Makes the word go round
Our world depends on stereotypes.
Douglas Adams once said, by way of Ford Prefect:
If human beings don’t keep exercising their lips, he thought, their mouths probably seize up. After a few months’ consideration and observation he abandoned this theory in favour of a new one. If they don’t keep on exercising their lips, he thought, their brains start working.
An unkind but useful observation.
Spouting stereotypes is, what cocktail talk, crocheting or casual sex might be to some and watching female wrestlers on TV to others: a restful non-activity that does not require any brain power whatsoever and passes the time in a boring but non-threatening manner.
Ah, stereotypes: so often disdained and discarded.
Without them, any family get-together would be unbearable; newspapers would go broke; churches would stand empty. Our world would not be able to function without the soft and careless blessing of this, our favourite means of communicating.
Besides, not many columns would be written without their comfortable and ever-lazy presence either.
What would columnists do, if they did not have some stereotype to attack:
“See! Not all Americans are weird and obsessed with glory…”
or champion:
“See! All Americans are weird and obsessed with…”
What joy the average newspaper column can bring to each and every household around the world:
We may be weird but those Brits are strange beyond words.

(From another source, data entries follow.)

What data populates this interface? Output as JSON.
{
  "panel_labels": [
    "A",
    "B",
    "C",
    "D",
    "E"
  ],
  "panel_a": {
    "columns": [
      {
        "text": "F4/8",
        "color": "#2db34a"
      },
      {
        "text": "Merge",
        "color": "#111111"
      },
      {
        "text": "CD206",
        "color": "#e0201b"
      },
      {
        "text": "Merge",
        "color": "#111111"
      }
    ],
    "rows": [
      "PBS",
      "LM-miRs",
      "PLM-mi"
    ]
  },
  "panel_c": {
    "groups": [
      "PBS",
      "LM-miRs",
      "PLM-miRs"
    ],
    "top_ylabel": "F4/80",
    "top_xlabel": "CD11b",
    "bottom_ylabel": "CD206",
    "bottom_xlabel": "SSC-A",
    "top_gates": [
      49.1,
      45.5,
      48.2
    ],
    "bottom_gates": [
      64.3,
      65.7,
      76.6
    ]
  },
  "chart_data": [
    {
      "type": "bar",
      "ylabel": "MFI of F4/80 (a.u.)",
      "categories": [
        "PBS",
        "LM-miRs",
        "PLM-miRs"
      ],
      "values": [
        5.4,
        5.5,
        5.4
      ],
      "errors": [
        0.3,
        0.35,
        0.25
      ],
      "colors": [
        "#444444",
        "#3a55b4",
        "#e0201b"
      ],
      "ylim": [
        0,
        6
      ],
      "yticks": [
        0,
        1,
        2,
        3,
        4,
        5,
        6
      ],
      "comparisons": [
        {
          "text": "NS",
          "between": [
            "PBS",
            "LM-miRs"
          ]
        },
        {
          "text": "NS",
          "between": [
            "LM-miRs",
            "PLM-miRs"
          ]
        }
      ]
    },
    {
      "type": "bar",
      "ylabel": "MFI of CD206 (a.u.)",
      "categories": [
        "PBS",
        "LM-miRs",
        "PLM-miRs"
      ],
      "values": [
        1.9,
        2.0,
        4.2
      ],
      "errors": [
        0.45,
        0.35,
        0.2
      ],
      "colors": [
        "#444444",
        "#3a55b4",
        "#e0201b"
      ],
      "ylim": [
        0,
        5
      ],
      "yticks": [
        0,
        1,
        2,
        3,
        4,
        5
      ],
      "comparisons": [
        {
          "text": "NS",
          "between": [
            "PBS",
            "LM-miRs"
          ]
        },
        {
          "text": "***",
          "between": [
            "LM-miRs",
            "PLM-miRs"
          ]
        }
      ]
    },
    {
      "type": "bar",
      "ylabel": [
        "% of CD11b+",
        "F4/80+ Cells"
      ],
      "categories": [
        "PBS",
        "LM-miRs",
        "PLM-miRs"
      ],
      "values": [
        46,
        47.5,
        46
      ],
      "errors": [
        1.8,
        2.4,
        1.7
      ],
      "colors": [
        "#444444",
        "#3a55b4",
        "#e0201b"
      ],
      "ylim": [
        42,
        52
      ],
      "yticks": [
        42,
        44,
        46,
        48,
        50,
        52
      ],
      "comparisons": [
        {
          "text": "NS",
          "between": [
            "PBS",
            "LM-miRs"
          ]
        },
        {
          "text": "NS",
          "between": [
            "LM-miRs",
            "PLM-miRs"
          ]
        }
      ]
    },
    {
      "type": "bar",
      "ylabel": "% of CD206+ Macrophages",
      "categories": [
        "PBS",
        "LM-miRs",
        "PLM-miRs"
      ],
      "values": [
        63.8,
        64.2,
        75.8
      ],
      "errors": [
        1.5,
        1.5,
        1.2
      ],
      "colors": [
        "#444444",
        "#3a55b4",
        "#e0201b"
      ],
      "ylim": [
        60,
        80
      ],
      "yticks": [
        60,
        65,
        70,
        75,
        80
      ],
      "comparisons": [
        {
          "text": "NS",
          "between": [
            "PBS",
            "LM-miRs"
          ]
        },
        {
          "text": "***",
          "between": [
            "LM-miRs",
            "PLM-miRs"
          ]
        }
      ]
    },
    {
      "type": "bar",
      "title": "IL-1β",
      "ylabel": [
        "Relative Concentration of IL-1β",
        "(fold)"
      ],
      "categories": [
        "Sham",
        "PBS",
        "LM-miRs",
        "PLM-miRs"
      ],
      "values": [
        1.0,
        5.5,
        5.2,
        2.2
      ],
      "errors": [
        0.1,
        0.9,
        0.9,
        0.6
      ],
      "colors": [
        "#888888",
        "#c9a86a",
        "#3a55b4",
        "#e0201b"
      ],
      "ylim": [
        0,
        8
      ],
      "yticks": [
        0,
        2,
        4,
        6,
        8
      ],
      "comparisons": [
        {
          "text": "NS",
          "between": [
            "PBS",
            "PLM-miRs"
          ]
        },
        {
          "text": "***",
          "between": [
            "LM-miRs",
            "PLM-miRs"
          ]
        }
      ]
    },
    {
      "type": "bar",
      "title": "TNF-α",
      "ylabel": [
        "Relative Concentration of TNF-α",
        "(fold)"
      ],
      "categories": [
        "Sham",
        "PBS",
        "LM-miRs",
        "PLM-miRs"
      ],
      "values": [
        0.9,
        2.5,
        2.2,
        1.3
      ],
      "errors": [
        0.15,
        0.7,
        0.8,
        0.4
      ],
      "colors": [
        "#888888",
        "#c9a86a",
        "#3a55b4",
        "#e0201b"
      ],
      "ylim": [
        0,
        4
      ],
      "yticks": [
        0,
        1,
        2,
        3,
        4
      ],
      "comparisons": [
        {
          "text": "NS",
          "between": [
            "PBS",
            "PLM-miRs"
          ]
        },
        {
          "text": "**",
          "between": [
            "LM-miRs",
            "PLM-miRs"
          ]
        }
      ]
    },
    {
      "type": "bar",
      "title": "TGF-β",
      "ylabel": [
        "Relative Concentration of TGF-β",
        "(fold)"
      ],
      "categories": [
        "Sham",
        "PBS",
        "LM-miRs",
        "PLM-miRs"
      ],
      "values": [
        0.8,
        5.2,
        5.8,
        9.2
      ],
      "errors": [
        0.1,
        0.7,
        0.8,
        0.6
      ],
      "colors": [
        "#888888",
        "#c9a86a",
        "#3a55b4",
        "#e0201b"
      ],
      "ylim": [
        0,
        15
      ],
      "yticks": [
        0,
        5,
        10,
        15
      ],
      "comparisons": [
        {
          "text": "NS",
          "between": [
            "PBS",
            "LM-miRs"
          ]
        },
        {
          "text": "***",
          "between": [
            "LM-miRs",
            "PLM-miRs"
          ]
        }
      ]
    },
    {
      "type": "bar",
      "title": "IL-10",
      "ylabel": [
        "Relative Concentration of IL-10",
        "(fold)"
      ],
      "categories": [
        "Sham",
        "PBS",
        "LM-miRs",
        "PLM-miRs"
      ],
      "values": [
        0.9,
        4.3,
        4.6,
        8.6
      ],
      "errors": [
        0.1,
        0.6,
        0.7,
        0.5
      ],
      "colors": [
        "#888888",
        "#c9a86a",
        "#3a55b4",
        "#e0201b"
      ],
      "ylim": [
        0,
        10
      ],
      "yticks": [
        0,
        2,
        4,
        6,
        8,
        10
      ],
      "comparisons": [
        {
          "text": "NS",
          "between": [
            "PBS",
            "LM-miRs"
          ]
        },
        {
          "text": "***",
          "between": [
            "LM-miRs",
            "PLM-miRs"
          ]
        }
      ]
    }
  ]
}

We may not be brain surgeons but what about those uniform-loving Germans.
We may not always be paragons of virtue but what about those Dutch folks, who send out their little boys to molest unsuspecting lesbians.
We may have our hang-ups but what about those sex-crazed Japanese…?!
Our loved ones observe us and, if we’re lucky, forgive us. Gods may measure our lives and judge us most sternly and, if we’re unlucky, fair.
Stereotypes though, like death and American Idols, are the great levellers. Nothing is beyond their casual reach, nobody safe from their indifferent but all-pervasive call.